Tariq Ali on John Lennon’s politics and Power to the People, for The Guardian, February 2, 2010
John Lennon’s power for the people … Whether or not Lennon did regret his associations with the radical left, I still remember his beliefs—and his voice—fondly.
Maurice Hindle’s comments raise some interesting questions regarding John Lennon’s politics. For the record, it might be useful to point out that it was Lennon who rang and wanted a conversation, a year after the 1969 exchange on the Beatle’s album Revolution in the “ultra-left” Black Dwarf. We met a number of times before the interview that Robin Blackburn and I conducted for the even more “ultra-left” Red Mole.

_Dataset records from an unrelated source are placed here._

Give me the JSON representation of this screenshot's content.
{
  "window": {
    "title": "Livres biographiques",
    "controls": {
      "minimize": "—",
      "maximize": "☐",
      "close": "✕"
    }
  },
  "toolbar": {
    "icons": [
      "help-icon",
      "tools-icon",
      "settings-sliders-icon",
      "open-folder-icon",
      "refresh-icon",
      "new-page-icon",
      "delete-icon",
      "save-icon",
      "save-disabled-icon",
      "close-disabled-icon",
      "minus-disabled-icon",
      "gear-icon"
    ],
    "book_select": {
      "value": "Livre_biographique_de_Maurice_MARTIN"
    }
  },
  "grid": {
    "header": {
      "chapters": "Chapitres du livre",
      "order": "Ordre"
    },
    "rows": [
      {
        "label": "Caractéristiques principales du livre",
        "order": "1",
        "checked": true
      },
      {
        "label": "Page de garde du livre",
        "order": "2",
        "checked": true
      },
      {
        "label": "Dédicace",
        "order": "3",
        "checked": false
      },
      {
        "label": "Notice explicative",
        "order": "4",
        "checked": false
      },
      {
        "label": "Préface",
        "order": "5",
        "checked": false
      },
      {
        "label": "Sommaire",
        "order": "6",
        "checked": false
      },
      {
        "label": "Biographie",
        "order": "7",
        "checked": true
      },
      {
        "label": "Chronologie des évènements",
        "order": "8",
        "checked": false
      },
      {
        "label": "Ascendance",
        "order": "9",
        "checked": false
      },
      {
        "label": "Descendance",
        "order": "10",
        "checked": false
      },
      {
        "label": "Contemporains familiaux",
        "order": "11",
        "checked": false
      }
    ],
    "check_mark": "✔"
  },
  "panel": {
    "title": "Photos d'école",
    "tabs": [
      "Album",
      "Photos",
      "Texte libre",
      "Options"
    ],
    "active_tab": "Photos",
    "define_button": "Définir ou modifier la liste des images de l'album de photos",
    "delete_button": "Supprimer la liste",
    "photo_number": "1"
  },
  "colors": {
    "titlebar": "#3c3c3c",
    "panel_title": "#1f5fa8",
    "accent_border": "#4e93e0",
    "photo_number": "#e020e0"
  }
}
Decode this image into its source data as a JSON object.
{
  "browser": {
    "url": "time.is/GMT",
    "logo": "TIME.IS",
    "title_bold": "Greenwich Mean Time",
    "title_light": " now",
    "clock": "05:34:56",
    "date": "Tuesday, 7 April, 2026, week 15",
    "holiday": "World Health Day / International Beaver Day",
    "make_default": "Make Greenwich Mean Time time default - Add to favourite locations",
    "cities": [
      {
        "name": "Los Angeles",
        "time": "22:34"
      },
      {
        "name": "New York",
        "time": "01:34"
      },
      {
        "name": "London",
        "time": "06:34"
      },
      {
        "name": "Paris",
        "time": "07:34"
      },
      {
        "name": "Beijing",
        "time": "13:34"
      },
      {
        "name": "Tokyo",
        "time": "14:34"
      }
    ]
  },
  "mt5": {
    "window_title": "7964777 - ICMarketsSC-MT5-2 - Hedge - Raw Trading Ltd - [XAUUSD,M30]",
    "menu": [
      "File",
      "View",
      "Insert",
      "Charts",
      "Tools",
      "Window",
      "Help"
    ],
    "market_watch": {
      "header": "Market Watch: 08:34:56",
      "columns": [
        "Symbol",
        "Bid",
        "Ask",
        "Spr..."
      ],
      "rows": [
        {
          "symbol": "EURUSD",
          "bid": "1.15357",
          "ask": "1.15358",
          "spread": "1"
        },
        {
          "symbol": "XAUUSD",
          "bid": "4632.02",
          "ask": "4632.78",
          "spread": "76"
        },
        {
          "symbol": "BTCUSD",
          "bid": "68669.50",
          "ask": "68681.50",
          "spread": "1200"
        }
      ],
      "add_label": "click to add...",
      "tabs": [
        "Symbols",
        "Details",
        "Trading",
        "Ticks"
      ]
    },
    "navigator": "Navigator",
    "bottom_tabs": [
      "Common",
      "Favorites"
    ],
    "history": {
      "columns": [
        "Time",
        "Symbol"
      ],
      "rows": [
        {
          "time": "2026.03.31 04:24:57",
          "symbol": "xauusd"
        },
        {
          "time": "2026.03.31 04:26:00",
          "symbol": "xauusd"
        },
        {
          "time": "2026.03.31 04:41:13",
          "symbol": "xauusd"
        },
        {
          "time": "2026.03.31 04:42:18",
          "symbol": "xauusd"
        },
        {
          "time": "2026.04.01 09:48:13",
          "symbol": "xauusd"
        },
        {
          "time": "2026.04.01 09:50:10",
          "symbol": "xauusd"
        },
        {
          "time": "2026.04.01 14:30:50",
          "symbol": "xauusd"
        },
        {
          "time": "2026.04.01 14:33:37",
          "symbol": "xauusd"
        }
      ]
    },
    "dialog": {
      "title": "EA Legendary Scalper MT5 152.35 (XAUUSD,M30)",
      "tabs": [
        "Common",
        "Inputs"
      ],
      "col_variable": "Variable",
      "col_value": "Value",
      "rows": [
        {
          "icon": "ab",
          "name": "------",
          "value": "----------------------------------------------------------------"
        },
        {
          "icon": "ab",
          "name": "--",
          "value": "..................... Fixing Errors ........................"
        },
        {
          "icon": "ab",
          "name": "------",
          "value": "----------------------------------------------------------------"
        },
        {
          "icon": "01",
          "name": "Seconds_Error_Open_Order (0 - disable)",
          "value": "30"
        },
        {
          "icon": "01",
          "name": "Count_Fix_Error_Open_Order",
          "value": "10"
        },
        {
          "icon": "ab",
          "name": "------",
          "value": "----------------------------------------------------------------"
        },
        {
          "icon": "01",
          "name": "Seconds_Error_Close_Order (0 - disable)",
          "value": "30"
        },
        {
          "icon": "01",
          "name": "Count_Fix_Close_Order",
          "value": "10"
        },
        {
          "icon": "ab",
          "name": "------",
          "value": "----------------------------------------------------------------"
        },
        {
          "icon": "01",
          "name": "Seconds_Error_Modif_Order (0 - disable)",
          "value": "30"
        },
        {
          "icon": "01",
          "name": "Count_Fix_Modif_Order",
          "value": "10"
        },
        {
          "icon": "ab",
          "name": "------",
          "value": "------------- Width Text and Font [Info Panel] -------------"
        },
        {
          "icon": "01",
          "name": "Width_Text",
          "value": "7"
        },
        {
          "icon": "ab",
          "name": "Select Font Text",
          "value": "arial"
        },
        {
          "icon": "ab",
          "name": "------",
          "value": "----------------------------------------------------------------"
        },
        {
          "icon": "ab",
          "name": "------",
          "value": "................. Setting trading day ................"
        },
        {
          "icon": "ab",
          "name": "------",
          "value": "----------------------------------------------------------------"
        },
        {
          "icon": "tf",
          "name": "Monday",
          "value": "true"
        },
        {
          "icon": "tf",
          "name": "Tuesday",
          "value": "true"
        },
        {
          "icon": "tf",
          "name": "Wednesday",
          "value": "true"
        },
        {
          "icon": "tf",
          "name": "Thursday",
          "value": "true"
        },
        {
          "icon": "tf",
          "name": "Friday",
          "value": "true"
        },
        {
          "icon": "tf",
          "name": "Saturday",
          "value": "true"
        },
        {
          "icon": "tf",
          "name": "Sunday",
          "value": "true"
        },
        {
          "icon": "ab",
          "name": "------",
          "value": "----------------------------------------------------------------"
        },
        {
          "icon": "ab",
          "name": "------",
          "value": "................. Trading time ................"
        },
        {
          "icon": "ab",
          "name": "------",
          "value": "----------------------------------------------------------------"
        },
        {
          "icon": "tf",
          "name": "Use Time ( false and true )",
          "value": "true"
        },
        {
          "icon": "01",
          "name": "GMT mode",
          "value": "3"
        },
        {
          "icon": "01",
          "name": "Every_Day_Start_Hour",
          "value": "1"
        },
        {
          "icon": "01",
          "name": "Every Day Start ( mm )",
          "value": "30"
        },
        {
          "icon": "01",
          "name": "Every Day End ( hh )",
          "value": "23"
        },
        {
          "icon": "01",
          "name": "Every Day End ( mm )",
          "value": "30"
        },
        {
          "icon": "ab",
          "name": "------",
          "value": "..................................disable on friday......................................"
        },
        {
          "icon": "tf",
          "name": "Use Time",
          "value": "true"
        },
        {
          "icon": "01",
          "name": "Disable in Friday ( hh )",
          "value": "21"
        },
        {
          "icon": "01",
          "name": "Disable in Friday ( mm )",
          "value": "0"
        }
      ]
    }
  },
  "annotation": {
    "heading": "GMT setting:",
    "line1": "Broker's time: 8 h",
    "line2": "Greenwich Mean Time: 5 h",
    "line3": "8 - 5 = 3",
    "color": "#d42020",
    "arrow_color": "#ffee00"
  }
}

The day after the interview he rang me and said he had enjoyed it so much that he’d written a song for the movement, which he then proceeded to sing down the line: Power to the People. The events in Derry on Bloody Sunday angered him greatly and he subsequently suggested that he wished to march on the next Troops Out demonstration on Ireland, and did so, together with Yoko Ono, wearing Red Mole T-shirts and holding the paper high. Its headline was: “For the IRA, Against British Imperialism”.’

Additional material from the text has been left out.